Como num choque de realidade, o
que é a mais pura verdade, me vi entre
dois mundos. Dois mundos idênticos e ao mesmo tempo diferentes. Diferentes
daqui pra frente, e iguais no que tange a dinâmica em si. Entre negações,
otimismo e realidade substancial, me fechei entre quatro paredes e comecei a
rever conceitos de uma vida ainda não tão vivida assim.
Se eu for levar em conta meus 38
anos, 35 deles eu dinamizei num parágrafo com espaço duplo e totalmente voltado
as minhas realizações. Considero-me sortuda em aspectos diferentes da vida.
Tenho um histórico de família
incrível, um pai que me faz acreditar a cada dia, que o mundo em que vivemos é
exatamente como eu sonhei, e que o amor incondicional foi uma obra prima de seu
próprio coração.
Como todo filho que sai de casa
para alçar voos distantes, eu também voltei e voltei inteira, e estranhamente
com uma sede insaciável de família.
Além de trazer na bagagem a minha
história, trouxe em meus braços o melhor de mim, o meu filho. E nos reencontros
seguintes, tive a grata surpresa de conhecer meu marido.
Os encaixes que se seguiram no
decorrer desses anos me fizeram entender que além da busca incansável pela
eterna felicidade, me vi no meio de uma descoberta admirável do quanto procurei
por tantas sensações que sempre existiram dentro de mim.
Conto tudo isso, porque hoje tudo
faz um sentido incrível, uma sintaxe das situações que se encaixam e se
assemelham, sem ao menos planejar.
Hoje me considero um patchwork de
fragmentos e momentos.
Antes de chegar ao instante
atual, nesse momento em que transcrevo meus sentimentos sem deixar de sorrir e
chorar tem um capítulo que é fundamental para desencadear o processo que hoje
me levou a voltar a escrever.
Quando fiz 34 anos, estava numa
centrífuga geminiana de emoções. Foi um ano longo em vários sentidos.

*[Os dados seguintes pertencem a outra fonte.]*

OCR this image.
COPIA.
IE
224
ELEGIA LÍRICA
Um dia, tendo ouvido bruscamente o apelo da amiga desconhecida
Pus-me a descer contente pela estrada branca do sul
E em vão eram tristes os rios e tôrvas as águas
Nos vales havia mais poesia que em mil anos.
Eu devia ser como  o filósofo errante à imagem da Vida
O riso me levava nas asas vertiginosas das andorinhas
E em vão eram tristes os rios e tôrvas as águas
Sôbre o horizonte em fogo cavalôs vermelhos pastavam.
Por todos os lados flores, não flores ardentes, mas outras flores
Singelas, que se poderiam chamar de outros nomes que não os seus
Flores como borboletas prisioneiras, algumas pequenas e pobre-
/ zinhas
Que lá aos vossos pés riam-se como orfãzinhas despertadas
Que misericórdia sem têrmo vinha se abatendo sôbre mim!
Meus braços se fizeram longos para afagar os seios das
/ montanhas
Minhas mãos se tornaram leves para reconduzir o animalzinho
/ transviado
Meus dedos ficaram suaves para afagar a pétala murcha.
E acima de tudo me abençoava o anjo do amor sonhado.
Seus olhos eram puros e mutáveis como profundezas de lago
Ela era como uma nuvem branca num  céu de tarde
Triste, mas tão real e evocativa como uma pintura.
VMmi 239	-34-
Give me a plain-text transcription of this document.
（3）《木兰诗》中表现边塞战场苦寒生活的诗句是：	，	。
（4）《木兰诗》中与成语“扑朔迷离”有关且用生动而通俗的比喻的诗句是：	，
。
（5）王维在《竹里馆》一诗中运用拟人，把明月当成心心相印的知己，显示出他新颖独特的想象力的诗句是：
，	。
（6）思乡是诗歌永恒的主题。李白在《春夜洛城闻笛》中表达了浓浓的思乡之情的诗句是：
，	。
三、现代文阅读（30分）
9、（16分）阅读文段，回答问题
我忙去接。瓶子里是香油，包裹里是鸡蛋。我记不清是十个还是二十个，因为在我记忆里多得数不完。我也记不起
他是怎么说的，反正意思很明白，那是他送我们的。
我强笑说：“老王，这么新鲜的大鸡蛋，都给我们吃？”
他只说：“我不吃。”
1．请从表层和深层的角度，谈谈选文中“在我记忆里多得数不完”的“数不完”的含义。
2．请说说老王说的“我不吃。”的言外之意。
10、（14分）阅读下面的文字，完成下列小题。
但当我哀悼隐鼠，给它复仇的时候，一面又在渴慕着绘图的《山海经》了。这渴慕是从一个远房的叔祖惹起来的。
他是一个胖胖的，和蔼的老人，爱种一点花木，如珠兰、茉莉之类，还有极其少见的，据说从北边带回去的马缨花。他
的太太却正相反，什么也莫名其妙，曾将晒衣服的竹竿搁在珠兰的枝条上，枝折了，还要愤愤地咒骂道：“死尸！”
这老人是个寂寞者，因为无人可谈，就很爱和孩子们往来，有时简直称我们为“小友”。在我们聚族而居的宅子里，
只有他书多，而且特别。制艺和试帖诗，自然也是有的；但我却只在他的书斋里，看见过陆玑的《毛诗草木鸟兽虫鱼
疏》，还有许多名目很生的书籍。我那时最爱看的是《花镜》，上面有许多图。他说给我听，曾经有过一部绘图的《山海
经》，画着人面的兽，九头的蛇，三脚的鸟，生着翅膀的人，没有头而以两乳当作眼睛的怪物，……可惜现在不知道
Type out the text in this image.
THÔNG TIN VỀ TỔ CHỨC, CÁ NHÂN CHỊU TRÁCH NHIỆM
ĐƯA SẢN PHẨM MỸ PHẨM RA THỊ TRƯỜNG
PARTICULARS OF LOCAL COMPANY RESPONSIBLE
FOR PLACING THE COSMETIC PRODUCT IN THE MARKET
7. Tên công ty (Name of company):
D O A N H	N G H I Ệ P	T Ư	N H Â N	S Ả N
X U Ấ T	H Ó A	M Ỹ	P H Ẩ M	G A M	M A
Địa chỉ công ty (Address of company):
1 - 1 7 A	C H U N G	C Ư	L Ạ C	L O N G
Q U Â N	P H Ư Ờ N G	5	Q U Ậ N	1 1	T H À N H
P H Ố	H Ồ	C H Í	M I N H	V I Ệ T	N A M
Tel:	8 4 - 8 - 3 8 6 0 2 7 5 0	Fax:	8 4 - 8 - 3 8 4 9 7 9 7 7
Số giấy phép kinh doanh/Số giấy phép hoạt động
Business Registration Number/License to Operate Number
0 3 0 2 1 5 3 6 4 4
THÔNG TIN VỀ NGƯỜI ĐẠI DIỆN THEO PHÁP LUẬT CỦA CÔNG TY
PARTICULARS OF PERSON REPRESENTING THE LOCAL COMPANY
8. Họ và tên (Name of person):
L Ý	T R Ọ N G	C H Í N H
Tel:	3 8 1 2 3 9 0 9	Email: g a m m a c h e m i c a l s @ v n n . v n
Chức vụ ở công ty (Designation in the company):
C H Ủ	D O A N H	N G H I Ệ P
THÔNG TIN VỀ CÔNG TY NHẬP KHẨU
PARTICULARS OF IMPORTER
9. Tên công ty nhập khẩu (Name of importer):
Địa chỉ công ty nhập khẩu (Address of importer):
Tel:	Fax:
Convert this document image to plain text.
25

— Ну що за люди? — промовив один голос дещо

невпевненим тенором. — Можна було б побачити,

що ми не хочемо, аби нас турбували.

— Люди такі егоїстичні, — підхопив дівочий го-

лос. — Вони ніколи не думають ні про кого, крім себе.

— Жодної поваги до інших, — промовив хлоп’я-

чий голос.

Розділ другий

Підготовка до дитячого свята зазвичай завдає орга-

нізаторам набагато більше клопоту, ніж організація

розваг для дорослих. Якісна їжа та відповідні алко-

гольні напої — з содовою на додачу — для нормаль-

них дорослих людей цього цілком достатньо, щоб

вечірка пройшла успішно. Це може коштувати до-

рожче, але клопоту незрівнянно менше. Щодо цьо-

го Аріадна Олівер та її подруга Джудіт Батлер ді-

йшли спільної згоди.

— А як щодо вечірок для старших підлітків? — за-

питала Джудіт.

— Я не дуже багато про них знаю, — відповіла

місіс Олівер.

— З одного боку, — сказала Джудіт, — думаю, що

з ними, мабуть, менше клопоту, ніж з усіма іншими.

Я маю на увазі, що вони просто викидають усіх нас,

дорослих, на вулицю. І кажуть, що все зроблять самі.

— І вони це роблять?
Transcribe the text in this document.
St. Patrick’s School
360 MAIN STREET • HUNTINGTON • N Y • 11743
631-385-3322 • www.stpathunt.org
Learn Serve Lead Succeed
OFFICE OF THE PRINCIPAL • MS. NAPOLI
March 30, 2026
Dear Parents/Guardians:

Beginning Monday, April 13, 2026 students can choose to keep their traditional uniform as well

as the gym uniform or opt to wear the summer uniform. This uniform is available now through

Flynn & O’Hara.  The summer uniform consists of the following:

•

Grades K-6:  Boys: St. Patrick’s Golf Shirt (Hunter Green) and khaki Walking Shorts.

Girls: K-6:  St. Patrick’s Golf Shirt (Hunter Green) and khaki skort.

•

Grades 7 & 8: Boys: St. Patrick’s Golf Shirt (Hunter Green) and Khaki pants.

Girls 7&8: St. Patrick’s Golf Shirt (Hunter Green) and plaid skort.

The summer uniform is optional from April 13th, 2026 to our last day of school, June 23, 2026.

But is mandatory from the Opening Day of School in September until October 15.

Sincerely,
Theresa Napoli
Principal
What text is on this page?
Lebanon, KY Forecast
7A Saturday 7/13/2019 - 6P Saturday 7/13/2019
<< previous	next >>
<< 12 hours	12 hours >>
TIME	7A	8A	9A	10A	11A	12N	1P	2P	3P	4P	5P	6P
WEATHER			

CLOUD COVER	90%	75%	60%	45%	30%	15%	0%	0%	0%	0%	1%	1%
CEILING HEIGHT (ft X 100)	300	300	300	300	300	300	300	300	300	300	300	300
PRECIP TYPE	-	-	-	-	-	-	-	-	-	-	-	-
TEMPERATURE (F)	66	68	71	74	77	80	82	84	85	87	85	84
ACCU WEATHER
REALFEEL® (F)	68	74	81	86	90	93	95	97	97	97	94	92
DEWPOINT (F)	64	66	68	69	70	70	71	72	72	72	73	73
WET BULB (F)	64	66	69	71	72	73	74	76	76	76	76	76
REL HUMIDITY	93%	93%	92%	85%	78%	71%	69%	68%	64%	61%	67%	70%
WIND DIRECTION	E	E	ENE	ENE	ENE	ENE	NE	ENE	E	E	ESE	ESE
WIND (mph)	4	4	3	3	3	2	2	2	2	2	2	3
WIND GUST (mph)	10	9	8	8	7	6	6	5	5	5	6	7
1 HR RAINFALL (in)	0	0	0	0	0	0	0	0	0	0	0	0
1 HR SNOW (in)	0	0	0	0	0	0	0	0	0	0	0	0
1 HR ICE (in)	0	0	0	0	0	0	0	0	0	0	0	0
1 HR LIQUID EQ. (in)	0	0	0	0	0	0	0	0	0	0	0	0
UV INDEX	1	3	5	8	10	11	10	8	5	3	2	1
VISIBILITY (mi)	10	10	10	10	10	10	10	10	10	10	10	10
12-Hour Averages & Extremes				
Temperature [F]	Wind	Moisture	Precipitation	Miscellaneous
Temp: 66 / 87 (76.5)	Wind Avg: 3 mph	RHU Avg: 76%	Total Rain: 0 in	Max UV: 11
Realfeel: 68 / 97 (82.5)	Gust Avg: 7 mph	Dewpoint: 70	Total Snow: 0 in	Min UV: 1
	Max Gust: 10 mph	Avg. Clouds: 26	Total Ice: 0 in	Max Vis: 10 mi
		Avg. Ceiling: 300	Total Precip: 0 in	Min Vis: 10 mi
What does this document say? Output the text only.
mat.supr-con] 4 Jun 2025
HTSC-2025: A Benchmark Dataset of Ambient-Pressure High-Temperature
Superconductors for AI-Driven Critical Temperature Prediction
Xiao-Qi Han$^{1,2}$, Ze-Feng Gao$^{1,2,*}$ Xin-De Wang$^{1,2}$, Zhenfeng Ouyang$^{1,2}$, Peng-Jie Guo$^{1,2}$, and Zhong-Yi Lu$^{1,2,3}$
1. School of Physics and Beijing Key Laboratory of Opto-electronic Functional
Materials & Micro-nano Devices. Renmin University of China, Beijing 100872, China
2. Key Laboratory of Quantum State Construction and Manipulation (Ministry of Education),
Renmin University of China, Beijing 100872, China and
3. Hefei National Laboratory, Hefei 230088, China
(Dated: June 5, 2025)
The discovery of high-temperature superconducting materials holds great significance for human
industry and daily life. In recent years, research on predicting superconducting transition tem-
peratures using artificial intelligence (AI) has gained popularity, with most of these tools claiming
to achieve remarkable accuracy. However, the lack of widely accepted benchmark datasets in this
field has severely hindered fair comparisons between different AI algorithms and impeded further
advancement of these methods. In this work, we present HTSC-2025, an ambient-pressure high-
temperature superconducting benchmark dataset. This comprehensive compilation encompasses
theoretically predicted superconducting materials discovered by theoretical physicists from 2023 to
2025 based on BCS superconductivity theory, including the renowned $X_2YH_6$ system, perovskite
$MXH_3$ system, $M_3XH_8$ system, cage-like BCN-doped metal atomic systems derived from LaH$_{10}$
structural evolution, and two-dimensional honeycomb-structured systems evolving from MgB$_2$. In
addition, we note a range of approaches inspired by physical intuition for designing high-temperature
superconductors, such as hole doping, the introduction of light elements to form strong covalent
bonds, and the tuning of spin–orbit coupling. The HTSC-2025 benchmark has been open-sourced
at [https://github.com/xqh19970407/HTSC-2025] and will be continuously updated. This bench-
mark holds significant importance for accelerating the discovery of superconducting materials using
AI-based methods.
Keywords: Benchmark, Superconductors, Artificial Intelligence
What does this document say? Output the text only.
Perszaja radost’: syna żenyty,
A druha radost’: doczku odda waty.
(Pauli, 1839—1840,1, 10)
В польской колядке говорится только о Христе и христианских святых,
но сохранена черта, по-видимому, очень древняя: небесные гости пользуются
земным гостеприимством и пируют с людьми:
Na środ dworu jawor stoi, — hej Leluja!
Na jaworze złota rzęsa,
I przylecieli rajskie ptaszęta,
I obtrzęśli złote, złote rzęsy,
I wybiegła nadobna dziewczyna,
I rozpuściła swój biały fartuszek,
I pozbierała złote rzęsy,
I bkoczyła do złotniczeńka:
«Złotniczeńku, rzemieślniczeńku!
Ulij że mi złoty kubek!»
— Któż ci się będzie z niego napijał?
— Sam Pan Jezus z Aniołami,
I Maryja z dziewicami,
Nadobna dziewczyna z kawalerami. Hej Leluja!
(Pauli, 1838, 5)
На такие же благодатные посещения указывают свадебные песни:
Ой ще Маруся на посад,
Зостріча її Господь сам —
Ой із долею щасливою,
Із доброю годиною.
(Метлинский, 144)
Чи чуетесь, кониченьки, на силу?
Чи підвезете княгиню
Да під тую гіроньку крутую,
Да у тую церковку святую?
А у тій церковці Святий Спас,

Depois disso veio à calmaria, que
trouxe consigo novos horizontes, novos hábitos e um novo e fiel amor, a
corrida.
Ela veio num crescer incrível,
como uma fórmula mágica de redenção.
Através da prática quase diária,
pipoquei dezenas de novas ambições. Senti-me atleta, super-esposa e sei que me
tornei uma pessoa bem melhor.
Criei um blog, comecei a
participar de provas e a vencer novos
tempos e objetivos.
Foi o início de um mergulho
profundo.
Olhando de fora, hoje, sei
exatamente em que momento a corda foi puxada e em que intensidade. Mesmo
sabendo que nada mais seria igual a partir daquele momento, tentei ser forte e
acreditar que conseguiria, sem arranhões, seguir por esse novo caminho.
A notícia do Alzheimer da Mãe
veio sem perguntas e muito menos, respostas. A cada nova notícia que leio sobre
a doença, existe um misto de euforia e raiva, afinal tudo que leio não se
encaixa no perfil saudável, atlético e dinâmico da mãe.
As respostas estão ocultas em
lacunas profundas e cicatrizes diárias, onde se vive um dia de cada vez.
E nessa projeção de dias e
noites, fui sumindo... sem ser intencional. Fui tão silenciosamente fugindo de
tudo que me fazia bem, que parei de escrever, de ler e quase , de correr.
Matava a sede na esteira de casa.
Ainda faço isso... Mas correr de verdade
é muito mais que movimentar as pernas numa esteira. É se jogar na rua, no
campo, na estrada de chão batido.
E inexplicavelmente, tentei não
sentir mais as emoções.
Mas essa carta/apresentação é uma
vitória dos dias e noites protagonizados pelo esforço do meu marido e do meu
filho. Afinal é neles que tudo sempre começa e termina.
Então, todas essas linhas querem
chegar num único lugar: voltei!
E estou tão inexplicavelmente
sedenta de recomeçar que só de pensar ,
já me arrepio de emoção.
Agora é seguir em frente,
continuar a jornada e não deixar nunca mais a peteca cair.